O chefe de Estado, considera,
está "desgastado em termos da imagem a nível internacional e é uma pessoa
que está à mercê dos interesses de um grupo de pessoas que perderam as
eleições”.
"Um Presidente que teve o
privilégio de exercer o seu mandato durante cinco anos, mas que, ao longo de
cinco anos, esteve envolvido em guerras cíclicas institucionais e que
impossibilitou até a nomeação de um primeiro-ministro do partido vencedor das
eleições que é o líder do PAIGC, Domingos Simões Pereira", sublinha Lesmes
Monteiro. O mais urgente, por isso, é a formação de um Governo capaz de tirar o
país do marasmo em que se encontra, diz o ativista.
Na véspera da
"despedida" da Presidência guineense, José
Mário Vaz reconduziu Aristides Gomes no cargo de primeiro-ministro, mais
de três meses depois das eleições legislativas.
No entanto, Lesmes Monteiro deixa
um alerta: José Mário Vaz terá poderes reduzidos a partir de agora, mas a
comunidade internacional deve continuar a acompanhar a ação governativa no
país. "O chefe de Estado José Mário Vaz, mesmo no final do mandato, vai
tentar condicionar", afirma.
Para o jurista guineense, "o
partido vencedor das legislativas, sobretudo o seu líder, Domingos Simões
Pereira, tem uma credibilidade a nível internacional que não podemos questionar
e deve usar esta influência para ajudar o novo primeiro-ministro a resgatar o
país".
"Que o Chefe de Estado não
venha a reclamar as ditas ‘pastas de soberania', caso dos Ministérios do
Interior, da Defesa, dos Negócios Estrangeiros e das Finanças", adverte.
"Ter estratégia é o mais
importante"
A indicação do nome de Aristides
Gomes pelo PAIGC ao Presidente da República foi recebida com surpresa por
muitos guineenses. No país e nas redes sociais discutem-se os motivos por trás
dos últimos desenvolvimentos na formação do Governo, com algumas vozes a
lembrar que a escolha de Aristides Gomes para a chefia do Executivo deixa a
porta aberta a Domingos Simões Pereira para se candidatar às
eleições presidenciais, marcadas para novembro. O PAIGC, no entanto,
não se pronunciou publicamente sobre esta possibilidade.

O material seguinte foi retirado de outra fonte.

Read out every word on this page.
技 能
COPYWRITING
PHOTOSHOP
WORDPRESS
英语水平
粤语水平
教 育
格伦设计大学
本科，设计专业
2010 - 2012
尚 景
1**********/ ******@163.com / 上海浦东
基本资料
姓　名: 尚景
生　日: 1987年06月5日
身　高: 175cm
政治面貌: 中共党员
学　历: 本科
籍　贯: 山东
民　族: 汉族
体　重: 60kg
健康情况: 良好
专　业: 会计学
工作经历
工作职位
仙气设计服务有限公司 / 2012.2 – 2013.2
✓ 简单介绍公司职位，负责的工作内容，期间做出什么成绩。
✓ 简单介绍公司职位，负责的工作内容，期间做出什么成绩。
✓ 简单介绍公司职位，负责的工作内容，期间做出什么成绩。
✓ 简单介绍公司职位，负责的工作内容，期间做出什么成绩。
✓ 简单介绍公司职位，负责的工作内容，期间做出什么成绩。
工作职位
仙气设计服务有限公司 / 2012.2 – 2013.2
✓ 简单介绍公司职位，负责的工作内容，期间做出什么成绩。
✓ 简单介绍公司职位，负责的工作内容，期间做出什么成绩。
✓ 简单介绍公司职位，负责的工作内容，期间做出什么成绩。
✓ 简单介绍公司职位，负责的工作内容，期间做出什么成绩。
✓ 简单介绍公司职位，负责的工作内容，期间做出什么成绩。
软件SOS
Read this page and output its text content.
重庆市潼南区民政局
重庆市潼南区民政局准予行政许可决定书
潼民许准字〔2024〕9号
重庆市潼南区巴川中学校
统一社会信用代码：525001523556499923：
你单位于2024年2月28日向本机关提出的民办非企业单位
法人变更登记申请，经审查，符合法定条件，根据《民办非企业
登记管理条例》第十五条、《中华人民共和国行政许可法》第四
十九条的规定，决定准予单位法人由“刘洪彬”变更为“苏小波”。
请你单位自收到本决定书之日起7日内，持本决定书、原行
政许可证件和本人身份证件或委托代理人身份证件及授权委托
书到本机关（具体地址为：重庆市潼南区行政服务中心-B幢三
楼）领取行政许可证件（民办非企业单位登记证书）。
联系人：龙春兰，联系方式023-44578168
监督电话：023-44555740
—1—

Em declarações à DW África após a
cerimónia de tomada de posse, este sábado, no Palácio Presidencial, em Bissau,
a segunda vice-presidente do PAIGC, Odete Semedo, esclareceu que a nomeação de
Aristides Gomes faz parte da estratégia política do partido: "É mais um
passo neste processo e vamos continuar com a nossa paciência e continuar a
trabalhar".
"Nem sempre aquilo que se
deseja acontece nas nossas vidas, o mais importante é que tenhamos sempre uma
estratégia e outros planos para quaisquer surpresas que nos possam aparecer
pela frente. Isto é política, temos de nos adequar a qualquer ambiente",
frisou.
Entre a oposição, a decisão é
encarada com naturalidade. O MADEM G-15, a segunda força política no Parlamento da
Guiné-Bissau, deseja boa sorte ao novo chefe do Executivo, esperando "que
consiga governar em paz". Djibril Baldé, porta-voz do MADEM G-15, lembra
que "a nomeação de um primeiro-ministro é uma responsabilidade
constitucional do chefe de Estado, tendo em conta os resultados
eleitorais". Já o seu partido, "enquanto segunda força política vai
fazer uma oposição construtiva e colaborar na materialização de iniciativas
boas para o país, assim como na fiscalização do Governo".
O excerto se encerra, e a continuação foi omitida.